Oliveto’s election also came amid heightened acts of defiance and votes by progressive annual conferences to reject the will of the church’s governance structure and its good order. When the Western Jurisdiction announced her election it rocked a church already reeling from the long and acrimonious debate, and a massive drop in worship attendance over the past 10 years.
In response, a number of active bishops issued statements lamenting her election as a breach of the church’s teachings and covenant. The South Central
Jurisdictional Conference immediately petitioned the denomination’s Judicial Council (its “Supreme Court”) regarding the legality of the Western Jurisdiction’s action. The executive committee of the Council of Bishops, citing “the great importance of the matter,” asked the Judicial Council to expedite its hearing of the case. And of course many United Methodists regarded her election as an event likely to tip the church towards separation or dissolution.

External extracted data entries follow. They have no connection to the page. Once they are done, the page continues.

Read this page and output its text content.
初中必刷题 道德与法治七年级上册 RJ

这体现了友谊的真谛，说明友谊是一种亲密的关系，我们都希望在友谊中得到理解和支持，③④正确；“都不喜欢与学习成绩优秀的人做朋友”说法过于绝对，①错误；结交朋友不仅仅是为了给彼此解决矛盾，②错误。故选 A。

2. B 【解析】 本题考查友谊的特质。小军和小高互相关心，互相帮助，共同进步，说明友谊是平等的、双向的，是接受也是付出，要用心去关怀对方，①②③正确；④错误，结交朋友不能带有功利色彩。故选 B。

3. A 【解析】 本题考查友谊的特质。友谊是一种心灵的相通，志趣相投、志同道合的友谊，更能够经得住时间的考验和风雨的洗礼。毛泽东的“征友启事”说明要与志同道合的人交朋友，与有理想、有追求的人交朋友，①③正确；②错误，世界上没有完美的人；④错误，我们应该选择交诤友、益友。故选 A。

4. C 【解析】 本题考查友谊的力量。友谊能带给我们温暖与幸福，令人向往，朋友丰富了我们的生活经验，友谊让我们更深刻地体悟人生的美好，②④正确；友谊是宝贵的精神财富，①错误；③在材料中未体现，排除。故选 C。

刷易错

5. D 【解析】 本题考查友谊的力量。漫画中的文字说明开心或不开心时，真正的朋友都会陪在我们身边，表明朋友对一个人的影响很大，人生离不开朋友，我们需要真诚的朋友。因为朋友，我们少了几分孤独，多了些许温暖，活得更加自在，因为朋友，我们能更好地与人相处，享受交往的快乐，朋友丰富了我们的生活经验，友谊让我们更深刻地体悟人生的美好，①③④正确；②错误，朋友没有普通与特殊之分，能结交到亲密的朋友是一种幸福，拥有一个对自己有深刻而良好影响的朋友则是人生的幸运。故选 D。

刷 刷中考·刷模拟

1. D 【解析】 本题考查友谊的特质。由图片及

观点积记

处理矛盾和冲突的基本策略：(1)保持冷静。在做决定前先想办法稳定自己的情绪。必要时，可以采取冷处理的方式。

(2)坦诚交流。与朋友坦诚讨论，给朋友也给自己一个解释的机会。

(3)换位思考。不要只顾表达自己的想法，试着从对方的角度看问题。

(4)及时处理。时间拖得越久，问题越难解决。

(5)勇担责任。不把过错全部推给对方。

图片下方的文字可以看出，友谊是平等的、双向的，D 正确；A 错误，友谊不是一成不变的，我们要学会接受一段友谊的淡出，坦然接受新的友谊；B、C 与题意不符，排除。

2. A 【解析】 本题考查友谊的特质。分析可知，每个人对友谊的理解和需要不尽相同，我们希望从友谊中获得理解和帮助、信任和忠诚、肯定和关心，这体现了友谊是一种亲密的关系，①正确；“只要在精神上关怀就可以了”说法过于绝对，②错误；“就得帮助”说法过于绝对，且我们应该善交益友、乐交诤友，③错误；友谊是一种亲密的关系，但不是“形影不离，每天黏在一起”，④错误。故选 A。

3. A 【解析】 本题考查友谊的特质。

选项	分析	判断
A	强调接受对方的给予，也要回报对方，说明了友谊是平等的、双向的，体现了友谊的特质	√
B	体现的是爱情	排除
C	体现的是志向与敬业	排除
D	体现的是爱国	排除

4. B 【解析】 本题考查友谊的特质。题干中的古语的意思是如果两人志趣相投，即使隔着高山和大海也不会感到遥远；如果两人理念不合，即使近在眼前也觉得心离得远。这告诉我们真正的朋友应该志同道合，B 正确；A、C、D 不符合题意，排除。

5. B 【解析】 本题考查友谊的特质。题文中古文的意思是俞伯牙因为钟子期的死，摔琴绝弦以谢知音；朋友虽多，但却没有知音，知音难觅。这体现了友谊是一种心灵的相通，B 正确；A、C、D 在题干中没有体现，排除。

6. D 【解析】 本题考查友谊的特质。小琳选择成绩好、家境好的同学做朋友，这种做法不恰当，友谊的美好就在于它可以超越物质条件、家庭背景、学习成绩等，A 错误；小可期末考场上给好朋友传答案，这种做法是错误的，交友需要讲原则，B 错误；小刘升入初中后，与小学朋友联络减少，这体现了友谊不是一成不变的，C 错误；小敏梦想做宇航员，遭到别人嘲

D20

In short, Oliveto’s election has pushed the church to the brink of division, and its ramifications are almost certainly taking a toll on worship attendance and giving across the connection. But despite all of the turmoil, the Western Jurisdiction’s College of Bishops has said nothing about its disposition of the “multiple complaints” filed against her.
Its dithering should surprise no one. In October 2013, shortly after retired Bishop Melvin Talbert presided at a same-sex service in Birmingham, Alabama, the Council of Bishops, in closed-door sessions at its November 2013 meetings, directed two of its colleagues to file a complaint against him. The complaint was finally filed in March 2014, and the Western Jurisdiction College of Bishops took another nine months for investigation, conversation and deliberation. It finally announced a trivial resolution of the matter on December 30 of the same year.

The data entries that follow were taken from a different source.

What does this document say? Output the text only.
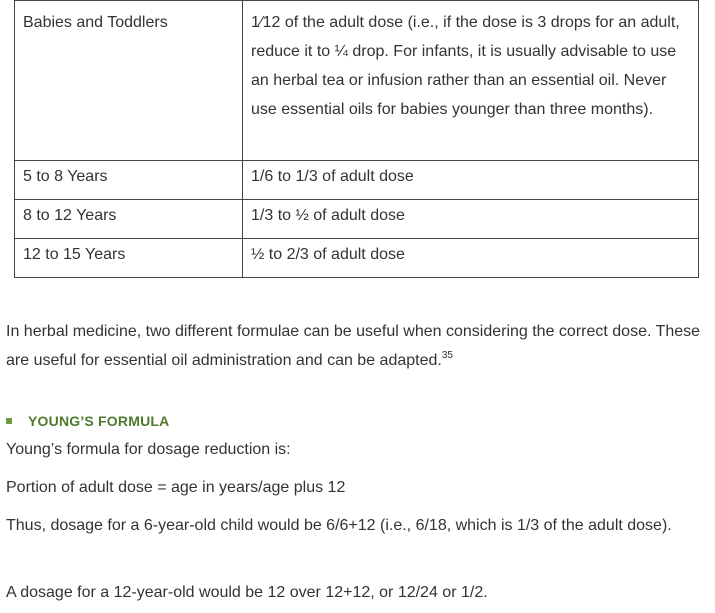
Babies and Toddlers	1⁄12 of the adult dose (i.e., if the dose is 3 drops for an adult, reduce it to ¼ drop. For infants, it is usually advisable to use an herbal tea or infusion rather than an essential oil. Never use essential oils for babies younger than three months).

5 to 8 Years	1/6 to 1/3 of adult dose

8 to 12 Years	1/3 to ½ of adult dose

12 to 15 Years	½ to 2/3 of adult dose

In herbal medicine, two different formulae can be useful when considering the correct dose. These are useful for essential oil administration and can be adapted.$^{35}$

YOUNG’S FORMULA

Young’s formula for dosage reduction is:

Portion of adult dose = age in years/age plus 12

Thus, dosage for a 6-year-old child would be 6/6+12 (i.e., 6/18, which is 1/3 of the adult dose).

A dosage for a 12-year-old would be 12 over 12+12, or 12/24 or 1/2.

Talbert’s case was not a complicated one, nor is Oliveto’s. There was no ambiguity about Talbert’s participation in a same-sex wedding in Birmingham. He participated with the express aim of drawing attention to his act of defiance. In the same way, Oliveto has never attempted to conceal she is married to her female partner, and in the past she has boasted that she has presided at over 50 same-sex weddings.
Given the liberal tilt of her four episcopal colleagues in the Western Jurisdiction, few people believe the panel handling the complaint will do anything more than announce a “just resolution” that leaves Oliveto in place. But that decision would be clarifying for the whole church, and it would inform the work of the special commission as it ponders the realistic options before it.
Whether one agrees or disagrees with Oliveto’s presiding at same-sex services or her own marriage, fair-minded people can and should expect a just and timely resolution of a case with implications for the entire connection. At a minimum, the Western Jurisdiction College of Bishops owes the church some report on the status of the complaints filed against her.
Its failure to act or to even report on the matters is indicative of either arrogance or disdain for the wider church.
Walter Fenton is a United Methodist clergy person and an analyst for Good News.